6) Now we are up to installing Leiningen, which from my ignorance (and coming from a .NET background) seems to be a combination build environment and REPL for Clojure. Anyway this is a pretty important piece of the puzzle, so I recommend learning what you can about it. Copy “the batch file” (see the installation section of the README.md) to a path with no spaces. In your documents path WindowsPowerShell\Microsoft.PowerShell_profile.ps1 set-alias lein to the lein.bat path. Open PowerShell and run lein self-install. This will install the most recent Leiningen (in my case 2.1.3), which IS NOT going to work with Cygwin and Cascalog.

7) So the next step is rolling back Leiningen to v2.1.0. Edit lein.bat (near the top of the file) “set LEIN_VERSION=2.1.0″. Now go find the file leiningen-2.1.0-standalone.jar on the internet (sorry, I goofed-up and lost my reference to it, but you will find it), and drop it in the folder C:\Users[your user].lein\self-installs. Run lein -v to verify v2.1.0 (and you should now be able to figure out switching Leiningen versions).

8) To create a new Clojure project, just set the CD of your PowerShell to the path you want and run lein new {project name}. Set your CD up to the new folder just created and you are almost ready to run the Leiningen REPL (almost because in about every case you want to edit the project.clj file to do something useful).

9) Last step: none of the current documentation properly addressed editing the project.clj file for running Cascalog under Cygwin. I got this cleared-up on this thread in the very active Google group for cascalog-user.

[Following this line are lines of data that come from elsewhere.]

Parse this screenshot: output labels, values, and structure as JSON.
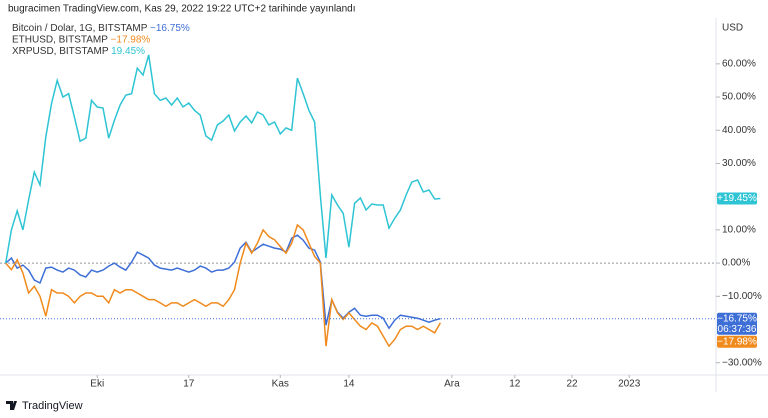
{
  "header": "bugracimen TradingView.com, Kas 29, 2022 19:22 UTC+2 tarihinde yayınlandı",
  "brand": "TradingView",
  "chart_data": {
    "type": "line",
    "y_axis_label": "USD",
    "countdown": "06:37:36",
    "baseline": 0,
    "x": [
      0,
      1,
      2,
      3,
      4,
      5,
      6,
      7,
      8,
      9,
      10,
      11,
      12,
      13,
      14,
      15,
      16,
      17,
      18,
      19,
      20,
      21,
      22,
      23,
      24,
      25,
      26,
      27,
      28,
      29,
      30,
      31,
      32,
      33,
      34,
      35,
      36,
      37,
      38,
      39,
      40,
      41,
      42,
      43,
      44,
      45,
      46,
      47,
      48,
      49,
      50,
      51,
      52,
      53,
      54,
      55,
      56,
      57,
      58,
      59,
      60,
      61,
      62,
      63,
      64,
      65,
      66,
      67,
      68,
      69,
      70,
      71,
      72,
      73,
      74,
      75,
      76
    ],
    "xlim": [
      -1,
      124
    ],
    "xticks": [
      {
        "value": 16,
        "label": "Eki"
      },
      {
        "value": 32,
        "label": "17"
      },
      {
        "value": 48,
        "label": "Kas"
      },
      {
        "value": 60,
        "label": "14"
      },
      {
        "value": 78,
        "label": "Ara"
      },
      {
        "value": 89,
        "label": "12"
      },
      {
        "value": 99,
        "label": "22"
      },
      {
        "value": 109,
        "label": "2023"
      }
    ],
    "ylim": [
      -33.7,
      73.2
    ],
    "yticks": [
      {
        "value": 60,
        "label": "60.00%"
      },
      {
        "value": 50,
        "label": "50.00%"
      },
      {
        "value": 40,
        "label": "40.00%"
      },
      {
        "value": 30,
        "label": "30.00%"
      },
      {
        "value": 20,
        "label": "20.00%"
      },
      {
        "value": 10,
        "label": "10.00%"
      },
      {
        "value": 0,
        "label": "0.00%"
      },
      {
        "value": -10,
        "label": "−10.00%"
      },
      {
        "value": -30,
        "label": "−30.00%"
      }
    ],
    "series": [
      {
        "name": "Bitcoin / Dolar, 1G, BITSTAMP",
        "legend_value": "−16.75%",
        "last_value_label": "−16.75%",
        "color": "#3d6fd6",
        "values": [
          0,
          1.5,
          -1.5,
          -0.6,
          -2.1,
          -5.1,
          -6,
          -1.5,
          -1.2,
          -2.1,
          -2.7,
          -1.5,
          -2.1,
          -3.6,
          -4.2,
          -2.1,
          -2.7,
          -2.1,
          -0.9,
          0,
          -1.2,
          -2.1,
          0.3,
          3.3,
          2.4,
          1.5,
          -0.6,
          -1.5,
          -1.8,
          -2.1,
          -1.5,
          -2.1,
          -2.7,
          -2.1,
          -0.9,
          -1.5,
          -2.7,
          -2.1,
          -2.1,
          -1.5,
          0.3,
          4.5,
          6.3,
          3.3,
          4.5,
          5.7,
          5.1,
          4.5,
          4.2,
          3.3,
          7.5,
          8.4,
          6.9,
          4.5,
          3.9,
          0.3,
          -18.7,
          -11.1,
          -14.8,
          -16.6,
          -14.8,
          -13.6,
          -15.7,
          -16,
          -15.7,
          -15.7,
          -16.6,
          -19.6,
          -17.2,
          -15.7,
          -16,
          -16.3,
          -16.6,
          -17.2,
          -17.8,
          -17.2,
          -16.75
        ]
      },
      {
        "name": "ETHUSD, BITSTAMP",
        "legend_value": "−17.98%",
        "last_value_label": "−17.98%",
        "color": "#f08a1c",
        "values": [
          0,
          -2,
          1,
          -3,
          -9,
          -7,
          -10,
          -16,
          -8,
          -9,
          -9,
          -10,
          -12,
          -10,
          -9,
          -9,
          -10,
          -10,
          -12,
          -8,
          -9,
          -8,
          -8,
          -9,
          -10,
          -11,
          -11,
          -12,
          -13,
          -12,
          -12,
          -13,
          -12,
          -11,
          -12,
          -13,
          -12,
          -12,
          -13,
          -11,
          -8,
          0,
          6,
          3,
          6,
          10,
          8,
          7,
          5,
          3,
          6,
          11.5,
          10,
          6,
          2,
          0,
          -25,
          -11,
          -15,
          -17,
          -15,
          -17,
          -19,
          -20,
          -18,
          -19,
          -22,
          -25,
          -23,
          -20,
          -19,
          -19,
          -20,
          -19,
          -20,
          -21,
          -17.98
        ]
      },
      {
        "name": "XRPUSD, BITSTAMP",
        "legend_value": "19.45%",
        "last_value_label": "+19.45%",
        "color": "#2ec4d4",
        "values": [
          0,
          10,
          15.7,
          10,
          19,
          27.4,
          23.5,
          38,
          48,
          55,
          50,
          51,
          44,
          36.7,
          37.6,
          49,
          47,
          46.7,
          37.6,
          43,
          47.6,
          50.6,
          51,
          58.7,
          56.6,
          62.7,
          51,
          49,
          49.7,
          47.6,
          49.7,
          47,
          48.2,
          46,
          44.6,
          38.3,
          37,
          41.6,
          42.8,
          44.6,
          39.8,
          42.5,
          44.3,
          42.2,
          45.5,
          44.6,
          41.6,
          42.5,
          38.9,
          40.7,
          40,
          55.7,
          51,
          46,
          42.5,
          20.5,
          1.5,
          20.5,
          17.5,
          15,
          4.8,
          18,
          19.6,
          16,
          17.8,
          17.5,
          17.5,
          10.5,
          13.5,
          16,
          20.5,
          24.4,
          25,
          21.4,
          22,
          19.3,
          19.45
        ]
      }
    ]
  }
}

Here’s the working project.clj:

(defproject mycascalog "0.1.0-SNAPSHOT"
  :description "FIXME: write description"
  :url "http://example.com/FIXME"
  :license {:name "Eclipse Public License"
            :url "http://www.eclipse.org/legal/epl-v10.html"}
  :dependencies [[org.clojure/clojure "1.5.1"]
                [cascalog "1.10.1"]]
  :profiles {
    :provided {
      :dependencies
        [[org.apache.hadoop/hadoop-core "0.20.2-dev"]]
            }}
) 

lein repl and you are ready to launch into the first Cascalog totorial.